Comment être un hétérosexuel pur jus qui aime une jolie Amandine quand sa famille (enfin sa mère) a toujours voulu que l’on soit une fille, enfin quand on imagine que sa famille (enfin sa mère) a toujours voulu que l’on soit une fille, donc passablement efféminé, donc aimant Sisi, donc nul en sport, donc forcément de la jaquette (alors qu’en fait, non) ? Transposant, en images qui bougent pour de vrai, son spectacle autobiographique de 2008, Guillaume Gallienne revisite les affres de sa jeunesse sexuellement tourmentée dans une comédie sincère, certes drôle, mais bien loin des grands éclats de rire promis par toute une presse en étrange pâmoison et (sur)vendus depuis Cannes avec gros buzz à la clé pour faire mousser la mousse. Clairement on ne se tord pas ; on fait risette. Nuance.
Mylène Gautier l’a pourtant ahané à l’époque : "Puisqu’il faut choisir, à mots doux je peux le dire, sans contrefaçon, je suis un garçon". C’est quoi qu’il a pas compris là-dedans, Gallienne ? En fait, le malentendu viendrait plutôt de sa mère, et quelle mère ! Gallienne excelle et s’amuse dans le rôle de cette über mater (on pourrait quasi dire, en étant grandement malintentionné, que le film ne vaut que pour elle, que pour ça), mère grande gueule, mère exigeante, mère piquante, féroce et terriblement humaine à la fois. Une espèce de Cruella / Anna Wintour / Marquise de Merteuil qui aime trop son mouflet pour lui balancer la vérité (non mon fils, tu n’es pas une pédale) et pouvoir le garder rien que pour elle dans ses stricts jupons (pas de rivales à l’horizon, c’est bien pratique).

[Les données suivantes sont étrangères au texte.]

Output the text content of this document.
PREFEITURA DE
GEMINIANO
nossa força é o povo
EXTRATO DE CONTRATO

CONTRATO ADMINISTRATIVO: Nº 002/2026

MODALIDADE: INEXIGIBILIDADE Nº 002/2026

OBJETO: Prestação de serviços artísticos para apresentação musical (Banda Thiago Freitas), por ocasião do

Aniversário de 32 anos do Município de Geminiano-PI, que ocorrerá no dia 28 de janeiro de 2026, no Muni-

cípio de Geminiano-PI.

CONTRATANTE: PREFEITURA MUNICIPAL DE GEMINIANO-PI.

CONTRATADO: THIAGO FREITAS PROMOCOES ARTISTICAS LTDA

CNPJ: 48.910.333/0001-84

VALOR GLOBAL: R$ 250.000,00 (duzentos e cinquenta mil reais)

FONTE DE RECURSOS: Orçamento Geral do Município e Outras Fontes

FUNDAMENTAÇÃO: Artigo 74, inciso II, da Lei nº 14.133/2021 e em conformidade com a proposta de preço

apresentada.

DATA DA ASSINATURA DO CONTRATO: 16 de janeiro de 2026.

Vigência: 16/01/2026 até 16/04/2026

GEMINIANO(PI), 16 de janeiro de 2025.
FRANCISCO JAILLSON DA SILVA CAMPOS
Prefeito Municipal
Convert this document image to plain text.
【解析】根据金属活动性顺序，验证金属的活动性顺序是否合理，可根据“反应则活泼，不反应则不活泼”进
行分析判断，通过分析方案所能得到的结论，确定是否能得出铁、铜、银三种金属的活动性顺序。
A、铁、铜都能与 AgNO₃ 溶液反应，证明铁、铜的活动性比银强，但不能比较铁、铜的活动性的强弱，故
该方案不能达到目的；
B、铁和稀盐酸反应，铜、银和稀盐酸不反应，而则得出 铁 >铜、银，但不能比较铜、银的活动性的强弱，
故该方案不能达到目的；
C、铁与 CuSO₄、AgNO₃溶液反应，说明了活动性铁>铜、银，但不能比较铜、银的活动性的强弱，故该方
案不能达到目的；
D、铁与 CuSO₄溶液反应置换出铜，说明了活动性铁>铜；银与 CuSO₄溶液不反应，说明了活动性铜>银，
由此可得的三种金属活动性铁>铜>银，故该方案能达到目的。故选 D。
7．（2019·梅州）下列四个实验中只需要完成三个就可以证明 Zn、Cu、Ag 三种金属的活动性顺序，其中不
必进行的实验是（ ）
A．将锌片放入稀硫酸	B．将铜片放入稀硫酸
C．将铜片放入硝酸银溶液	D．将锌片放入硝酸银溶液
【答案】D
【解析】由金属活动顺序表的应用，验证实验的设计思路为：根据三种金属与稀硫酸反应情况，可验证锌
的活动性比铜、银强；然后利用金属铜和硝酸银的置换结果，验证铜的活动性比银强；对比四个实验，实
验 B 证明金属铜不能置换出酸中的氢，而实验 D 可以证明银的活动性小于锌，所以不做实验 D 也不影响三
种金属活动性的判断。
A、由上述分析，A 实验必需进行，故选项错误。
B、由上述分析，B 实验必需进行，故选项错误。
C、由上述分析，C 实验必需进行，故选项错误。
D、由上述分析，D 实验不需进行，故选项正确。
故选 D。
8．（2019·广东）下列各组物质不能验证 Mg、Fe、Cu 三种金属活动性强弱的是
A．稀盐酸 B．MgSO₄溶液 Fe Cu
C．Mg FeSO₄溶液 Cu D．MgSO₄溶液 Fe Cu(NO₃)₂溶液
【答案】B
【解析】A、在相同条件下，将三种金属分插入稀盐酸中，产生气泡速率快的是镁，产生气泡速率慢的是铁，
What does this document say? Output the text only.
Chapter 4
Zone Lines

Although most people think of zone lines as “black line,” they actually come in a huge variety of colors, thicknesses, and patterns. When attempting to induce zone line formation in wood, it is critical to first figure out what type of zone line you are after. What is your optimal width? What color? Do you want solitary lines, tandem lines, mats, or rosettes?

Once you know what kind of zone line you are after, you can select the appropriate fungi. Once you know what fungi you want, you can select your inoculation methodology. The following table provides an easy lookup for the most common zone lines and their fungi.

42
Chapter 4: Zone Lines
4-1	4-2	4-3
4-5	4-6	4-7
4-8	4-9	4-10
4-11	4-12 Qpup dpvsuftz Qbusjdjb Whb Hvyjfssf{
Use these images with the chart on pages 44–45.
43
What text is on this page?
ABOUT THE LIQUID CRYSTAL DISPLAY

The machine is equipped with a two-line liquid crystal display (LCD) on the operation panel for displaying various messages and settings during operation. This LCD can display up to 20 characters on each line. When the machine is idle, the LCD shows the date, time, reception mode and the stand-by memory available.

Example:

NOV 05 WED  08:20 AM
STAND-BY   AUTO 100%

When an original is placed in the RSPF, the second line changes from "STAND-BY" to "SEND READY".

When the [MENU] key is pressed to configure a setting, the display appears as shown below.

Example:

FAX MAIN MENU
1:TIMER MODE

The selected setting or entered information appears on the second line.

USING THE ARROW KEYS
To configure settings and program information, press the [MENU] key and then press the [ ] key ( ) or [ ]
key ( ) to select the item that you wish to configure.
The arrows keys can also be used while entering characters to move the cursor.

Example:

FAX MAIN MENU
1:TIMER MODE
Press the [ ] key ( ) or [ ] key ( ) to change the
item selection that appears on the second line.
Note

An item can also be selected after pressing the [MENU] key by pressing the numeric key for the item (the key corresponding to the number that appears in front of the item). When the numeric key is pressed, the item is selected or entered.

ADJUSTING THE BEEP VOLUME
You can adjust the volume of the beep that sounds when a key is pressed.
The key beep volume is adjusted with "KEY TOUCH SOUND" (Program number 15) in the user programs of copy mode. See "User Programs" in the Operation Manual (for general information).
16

Le reste importe peu finalement, ne serait que méprisables broutilles : mise en scène brouillonne, quelques clichés, quelques effets et quelques coups réussis pour faire croire que ce n’est pas que du théâtre filmé, un final un peu trop tire-larmes sur fond de petites notes de piano, un humour léger, un peu facile parfois, un peu caricatural même (les scènes à l’armée), voire très lourd (celles à la cure thermale). Le film de Gallienne verse davantage dans la gaudriole style Pédale douce que dans l’ironie sensass à La confusion des genres. C’est un coming out qui nous l’a fait à l’envers et où la question identitaire, entre narcissisme, double jeu et filiation artistique, se pose là sans mordant ni pertinence pour faire poiler bobos et beaufs dans un même élan populaire.